La muchedumbre llegó a la ventana en la que se asomaba un Hitler algo abrumado, como empequeñecido y contrahecho ante la magnitud del peso de su propio poder, o al menos eso era lo que aparentaba, como si de verdad fuera un hombre modesto desbordado por las circunstancias, vestido tal y como juró el cargo, con levita negra y elegante sombrero de copa. Entonces, bajo el mirador, la caterva estallaba, las hordas prorrumpían en cánticos, ovaciones, halagos, gritos frenéticos que Hitler ya experimentó esa misma tarde; justo después de que Hindenburg lo nombrase canciller regresó al Kaiserhof acompañado por las multitudes que vitoreaban entusiasmadas.

Sin embargo, no todos aclamaban al nuevo Canciller a la luz de las antorchas. En algunas terracillas, desde otras balconadas, entre la anónima multitud que se agolpaba en las aceras, muchos ciudadanos que también pertenecían al Nuevo Reich temblaban, sentían como se estrechaban sus gargantas apresadas y atenazadas por el pánico, al punto de que no eran capaces de tragar una gota de saliva ni podían articular una palabra.

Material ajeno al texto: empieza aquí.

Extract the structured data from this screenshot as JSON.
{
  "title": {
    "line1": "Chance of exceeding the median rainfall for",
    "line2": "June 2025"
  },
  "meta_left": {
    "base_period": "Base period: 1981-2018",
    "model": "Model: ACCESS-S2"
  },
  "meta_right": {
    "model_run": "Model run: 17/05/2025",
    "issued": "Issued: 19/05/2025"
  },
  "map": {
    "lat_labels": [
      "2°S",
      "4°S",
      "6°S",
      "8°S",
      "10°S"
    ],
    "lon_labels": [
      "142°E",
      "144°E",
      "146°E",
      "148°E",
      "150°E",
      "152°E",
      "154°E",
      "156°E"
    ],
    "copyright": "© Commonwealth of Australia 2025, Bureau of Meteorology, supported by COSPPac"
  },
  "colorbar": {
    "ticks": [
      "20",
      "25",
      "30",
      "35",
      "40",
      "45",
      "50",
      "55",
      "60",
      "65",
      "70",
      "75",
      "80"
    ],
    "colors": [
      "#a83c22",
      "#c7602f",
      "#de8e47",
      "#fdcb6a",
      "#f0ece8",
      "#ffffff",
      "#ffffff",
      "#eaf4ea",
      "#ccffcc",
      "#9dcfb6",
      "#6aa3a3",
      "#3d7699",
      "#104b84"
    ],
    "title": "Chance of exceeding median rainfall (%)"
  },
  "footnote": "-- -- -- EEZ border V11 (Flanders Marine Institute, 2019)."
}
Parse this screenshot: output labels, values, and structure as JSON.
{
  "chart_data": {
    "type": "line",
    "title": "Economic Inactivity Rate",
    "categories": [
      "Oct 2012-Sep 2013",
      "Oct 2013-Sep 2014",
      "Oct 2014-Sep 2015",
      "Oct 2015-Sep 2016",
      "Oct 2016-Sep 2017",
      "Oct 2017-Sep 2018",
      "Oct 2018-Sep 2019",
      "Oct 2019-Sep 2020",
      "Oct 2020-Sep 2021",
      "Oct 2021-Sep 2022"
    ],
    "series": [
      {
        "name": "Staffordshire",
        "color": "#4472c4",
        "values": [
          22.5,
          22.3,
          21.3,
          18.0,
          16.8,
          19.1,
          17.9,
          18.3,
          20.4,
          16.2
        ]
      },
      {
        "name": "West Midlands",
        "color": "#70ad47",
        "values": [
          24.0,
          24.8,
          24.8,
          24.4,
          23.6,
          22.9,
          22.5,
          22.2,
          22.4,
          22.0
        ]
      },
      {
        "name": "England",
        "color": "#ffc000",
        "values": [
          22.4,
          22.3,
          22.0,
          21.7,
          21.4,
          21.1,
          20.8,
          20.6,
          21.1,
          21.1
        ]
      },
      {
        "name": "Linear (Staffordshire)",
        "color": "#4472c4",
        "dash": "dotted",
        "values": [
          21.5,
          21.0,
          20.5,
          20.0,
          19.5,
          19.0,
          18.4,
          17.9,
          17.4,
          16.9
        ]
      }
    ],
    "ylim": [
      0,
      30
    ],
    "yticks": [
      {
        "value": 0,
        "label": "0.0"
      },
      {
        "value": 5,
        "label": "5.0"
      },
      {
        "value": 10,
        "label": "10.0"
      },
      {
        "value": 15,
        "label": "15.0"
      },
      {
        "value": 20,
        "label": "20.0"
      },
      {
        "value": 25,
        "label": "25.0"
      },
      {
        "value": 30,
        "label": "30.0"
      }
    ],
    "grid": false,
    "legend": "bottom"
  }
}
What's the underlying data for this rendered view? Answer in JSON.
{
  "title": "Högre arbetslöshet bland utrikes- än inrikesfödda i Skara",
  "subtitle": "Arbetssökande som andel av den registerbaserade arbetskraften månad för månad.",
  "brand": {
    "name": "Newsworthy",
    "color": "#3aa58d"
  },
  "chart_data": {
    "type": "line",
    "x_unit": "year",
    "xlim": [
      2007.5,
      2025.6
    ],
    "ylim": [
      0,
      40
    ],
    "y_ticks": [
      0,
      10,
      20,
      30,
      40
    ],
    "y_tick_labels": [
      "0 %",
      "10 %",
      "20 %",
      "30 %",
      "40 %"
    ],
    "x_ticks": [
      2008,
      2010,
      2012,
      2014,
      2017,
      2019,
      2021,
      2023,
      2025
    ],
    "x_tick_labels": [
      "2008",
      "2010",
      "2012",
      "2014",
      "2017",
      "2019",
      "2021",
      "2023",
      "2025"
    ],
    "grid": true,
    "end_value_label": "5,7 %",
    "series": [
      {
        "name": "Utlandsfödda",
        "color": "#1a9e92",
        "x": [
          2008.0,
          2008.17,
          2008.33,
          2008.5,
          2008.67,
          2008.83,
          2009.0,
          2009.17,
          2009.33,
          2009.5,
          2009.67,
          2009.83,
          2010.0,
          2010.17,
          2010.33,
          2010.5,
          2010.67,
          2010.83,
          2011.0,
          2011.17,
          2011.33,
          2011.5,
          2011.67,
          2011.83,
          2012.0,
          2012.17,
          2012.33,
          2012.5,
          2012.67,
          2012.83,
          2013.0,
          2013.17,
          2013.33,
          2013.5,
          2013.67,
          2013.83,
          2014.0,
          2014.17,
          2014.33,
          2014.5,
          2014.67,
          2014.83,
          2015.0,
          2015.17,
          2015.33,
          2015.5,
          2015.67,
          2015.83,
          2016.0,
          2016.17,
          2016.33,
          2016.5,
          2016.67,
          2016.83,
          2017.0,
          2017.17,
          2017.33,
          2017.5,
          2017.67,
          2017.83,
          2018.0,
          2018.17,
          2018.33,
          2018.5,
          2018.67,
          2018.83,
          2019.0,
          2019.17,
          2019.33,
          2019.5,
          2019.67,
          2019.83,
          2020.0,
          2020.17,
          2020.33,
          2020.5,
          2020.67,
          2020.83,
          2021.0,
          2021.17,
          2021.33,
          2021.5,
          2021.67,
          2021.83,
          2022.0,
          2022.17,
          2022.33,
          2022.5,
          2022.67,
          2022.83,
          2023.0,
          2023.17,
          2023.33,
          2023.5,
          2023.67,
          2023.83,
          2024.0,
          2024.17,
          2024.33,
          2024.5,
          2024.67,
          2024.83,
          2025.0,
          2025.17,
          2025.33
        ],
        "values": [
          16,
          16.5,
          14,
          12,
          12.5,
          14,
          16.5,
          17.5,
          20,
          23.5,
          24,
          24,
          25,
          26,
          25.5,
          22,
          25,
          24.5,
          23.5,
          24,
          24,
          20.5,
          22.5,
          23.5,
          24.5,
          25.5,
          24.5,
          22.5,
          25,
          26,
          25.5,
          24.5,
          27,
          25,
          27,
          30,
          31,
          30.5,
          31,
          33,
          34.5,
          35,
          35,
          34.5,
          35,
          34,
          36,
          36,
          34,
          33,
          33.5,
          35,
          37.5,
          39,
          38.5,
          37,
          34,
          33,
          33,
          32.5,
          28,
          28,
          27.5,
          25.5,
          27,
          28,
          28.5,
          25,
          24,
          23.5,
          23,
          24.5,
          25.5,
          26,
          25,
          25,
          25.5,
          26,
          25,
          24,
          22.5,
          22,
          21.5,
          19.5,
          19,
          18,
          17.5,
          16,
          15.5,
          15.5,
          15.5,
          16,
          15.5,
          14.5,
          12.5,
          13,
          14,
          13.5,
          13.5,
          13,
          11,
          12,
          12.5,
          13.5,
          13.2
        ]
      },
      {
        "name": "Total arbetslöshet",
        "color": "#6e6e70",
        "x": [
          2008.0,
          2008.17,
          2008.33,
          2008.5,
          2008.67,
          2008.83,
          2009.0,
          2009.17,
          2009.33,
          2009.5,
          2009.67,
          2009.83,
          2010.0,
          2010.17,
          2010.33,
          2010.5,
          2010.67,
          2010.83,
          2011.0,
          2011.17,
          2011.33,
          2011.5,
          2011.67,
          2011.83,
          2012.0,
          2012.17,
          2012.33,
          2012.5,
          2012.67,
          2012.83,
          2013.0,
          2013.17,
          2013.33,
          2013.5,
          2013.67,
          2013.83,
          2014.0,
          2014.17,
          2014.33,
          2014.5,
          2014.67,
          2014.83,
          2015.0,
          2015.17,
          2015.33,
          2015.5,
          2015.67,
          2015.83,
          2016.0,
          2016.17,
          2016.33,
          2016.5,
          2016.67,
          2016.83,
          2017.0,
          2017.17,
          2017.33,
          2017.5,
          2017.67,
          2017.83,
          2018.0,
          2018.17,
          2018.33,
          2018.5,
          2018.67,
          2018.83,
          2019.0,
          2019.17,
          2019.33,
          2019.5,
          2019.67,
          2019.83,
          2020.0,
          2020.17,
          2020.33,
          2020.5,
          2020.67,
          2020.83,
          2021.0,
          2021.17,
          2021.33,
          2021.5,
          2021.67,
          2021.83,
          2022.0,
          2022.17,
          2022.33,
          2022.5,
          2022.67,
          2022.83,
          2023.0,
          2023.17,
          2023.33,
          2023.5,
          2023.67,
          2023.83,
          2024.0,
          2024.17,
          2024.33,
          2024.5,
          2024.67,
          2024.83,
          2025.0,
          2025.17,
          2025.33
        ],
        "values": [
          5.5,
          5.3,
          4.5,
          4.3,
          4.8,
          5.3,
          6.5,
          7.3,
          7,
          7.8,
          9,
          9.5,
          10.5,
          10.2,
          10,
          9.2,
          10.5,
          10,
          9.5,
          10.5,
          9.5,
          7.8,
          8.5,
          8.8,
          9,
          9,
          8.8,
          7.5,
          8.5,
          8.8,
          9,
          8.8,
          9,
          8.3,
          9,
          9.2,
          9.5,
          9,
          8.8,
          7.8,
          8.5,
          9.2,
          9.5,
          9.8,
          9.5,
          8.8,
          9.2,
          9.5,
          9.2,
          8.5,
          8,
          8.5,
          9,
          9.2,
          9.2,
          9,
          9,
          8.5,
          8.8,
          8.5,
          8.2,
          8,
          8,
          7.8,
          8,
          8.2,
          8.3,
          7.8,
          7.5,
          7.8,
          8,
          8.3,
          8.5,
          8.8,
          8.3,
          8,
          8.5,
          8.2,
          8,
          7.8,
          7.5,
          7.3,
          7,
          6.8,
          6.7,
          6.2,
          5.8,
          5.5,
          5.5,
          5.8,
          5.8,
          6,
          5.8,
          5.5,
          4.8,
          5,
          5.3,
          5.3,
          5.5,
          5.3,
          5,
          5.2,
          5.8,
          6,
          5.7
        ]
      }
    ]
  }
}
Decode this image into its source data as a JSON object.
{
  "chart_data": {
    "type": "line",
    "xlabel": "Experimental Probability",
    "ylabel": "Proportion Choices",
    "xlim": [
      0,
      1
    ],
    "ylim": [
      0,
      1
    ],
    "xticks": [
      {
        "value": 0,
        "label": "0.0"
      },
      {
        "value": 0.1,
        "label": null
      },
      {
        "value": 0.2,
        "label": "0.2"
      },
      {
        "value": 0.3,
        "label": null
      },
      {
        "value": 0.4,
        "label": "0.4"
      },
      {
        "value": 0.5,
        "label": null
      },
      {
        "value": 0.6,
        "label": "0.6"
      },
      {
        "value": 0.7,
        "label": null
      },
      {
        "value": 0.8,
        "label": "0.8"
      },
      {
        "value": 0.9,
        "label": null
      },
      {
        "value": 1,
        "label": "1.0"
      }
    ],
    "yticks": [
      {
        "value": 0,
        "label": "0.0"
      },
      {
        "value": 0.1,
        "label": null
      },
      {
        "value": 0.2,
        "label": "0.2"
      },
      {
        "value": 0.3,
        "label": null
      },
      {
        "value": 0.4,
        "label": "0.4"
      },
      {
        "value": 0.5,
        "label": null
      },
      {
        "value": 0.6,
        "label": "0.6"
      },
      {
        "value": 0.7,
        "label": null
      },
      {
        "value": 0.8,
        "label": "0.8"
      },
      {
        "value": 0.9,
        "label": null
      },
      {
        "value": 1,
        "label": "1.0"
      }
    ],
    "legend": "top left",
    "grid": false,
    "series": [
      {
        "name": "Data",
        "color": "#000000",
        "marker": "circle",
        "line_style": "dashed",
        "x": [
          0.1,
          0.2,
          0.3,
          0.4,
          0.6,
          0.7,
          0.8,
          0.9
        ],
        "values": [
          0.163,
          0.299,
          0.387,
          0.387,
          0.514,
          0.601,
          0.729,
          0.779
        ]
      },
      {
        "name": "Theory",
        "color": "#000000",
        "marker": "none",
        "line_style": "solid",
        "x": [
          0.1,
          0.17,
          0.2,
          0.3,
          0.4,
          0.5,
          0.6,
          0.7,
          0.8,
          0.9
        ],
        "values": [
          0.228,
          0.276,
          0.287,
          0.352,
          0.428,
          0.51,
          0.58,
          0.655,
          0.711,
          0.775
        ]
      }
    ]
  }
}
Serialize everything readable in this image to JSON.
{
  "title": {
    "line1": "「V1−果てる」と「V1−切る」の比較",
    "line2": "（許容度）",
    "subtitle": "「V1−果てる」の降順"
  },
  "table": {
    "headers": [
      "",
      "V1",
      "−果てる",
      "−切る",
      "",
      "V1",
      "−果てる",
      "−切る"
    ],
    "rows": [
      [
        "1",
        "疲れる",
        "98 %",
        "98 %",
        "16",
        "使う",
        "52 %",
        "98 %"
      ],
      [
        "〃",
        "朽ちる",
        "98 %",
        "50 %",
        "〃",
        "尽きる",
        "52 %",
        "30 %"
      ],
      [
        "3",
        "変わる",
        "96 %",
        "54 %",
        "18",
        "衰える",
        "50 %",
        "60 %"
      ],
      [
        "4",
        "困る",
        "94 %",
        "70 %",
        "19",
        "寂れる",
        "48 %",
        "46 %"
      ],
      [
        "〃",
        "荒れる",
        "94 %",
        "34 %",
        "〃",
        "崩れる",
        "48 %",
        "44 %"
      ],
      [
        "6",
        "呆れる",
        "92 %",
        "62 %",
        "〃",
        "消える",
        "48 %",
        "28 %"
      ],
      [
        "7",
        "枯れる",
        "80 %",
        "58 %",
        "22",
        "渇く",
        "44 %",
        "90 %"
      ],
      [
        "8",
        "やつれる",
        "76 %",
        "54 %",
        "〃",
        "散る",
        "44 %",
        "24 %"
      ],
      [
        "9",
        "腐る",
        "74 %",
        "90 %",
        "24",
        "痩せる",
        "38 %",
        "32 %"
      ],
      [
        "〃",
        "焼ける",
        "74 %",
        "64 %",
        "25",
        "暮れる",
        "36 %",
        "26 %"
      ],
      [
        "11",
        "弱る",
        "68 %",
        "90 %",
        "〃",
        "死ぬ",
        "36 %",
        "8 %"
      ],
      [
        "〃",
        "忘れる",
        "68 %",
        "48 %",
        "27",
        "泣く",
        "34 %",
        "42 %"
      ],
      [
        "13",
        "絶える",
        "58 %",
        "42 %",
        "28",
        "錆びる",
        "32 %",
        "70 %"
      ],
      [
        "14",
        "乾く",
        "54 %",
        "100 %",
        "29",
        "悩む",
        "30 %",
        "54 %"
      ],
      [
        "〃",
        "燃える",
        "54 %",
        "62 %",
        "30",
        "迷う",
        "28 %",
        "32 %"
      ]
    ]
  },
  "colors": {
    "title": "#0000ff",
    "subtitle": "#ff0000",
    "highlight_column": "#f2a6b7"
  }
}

Tan sólo sentían el pálpito de sus alterados corazones, acelerados y asustados, latidos que articulaban un repiqueteo ensordecedor sobre las sienes.

Esa noche, multitud de judíos, comunistas, simpatizantes con la izquierda, homosexuales, artistas comprometidos, vanguardistas, enfermos crónicos, etnias y minorías, desplazados, inadaptados, asociales, retrasados mentales... temblaron, pavorosos e indefensos en los rincones más ocultos de sus casas; se sabían desamparados.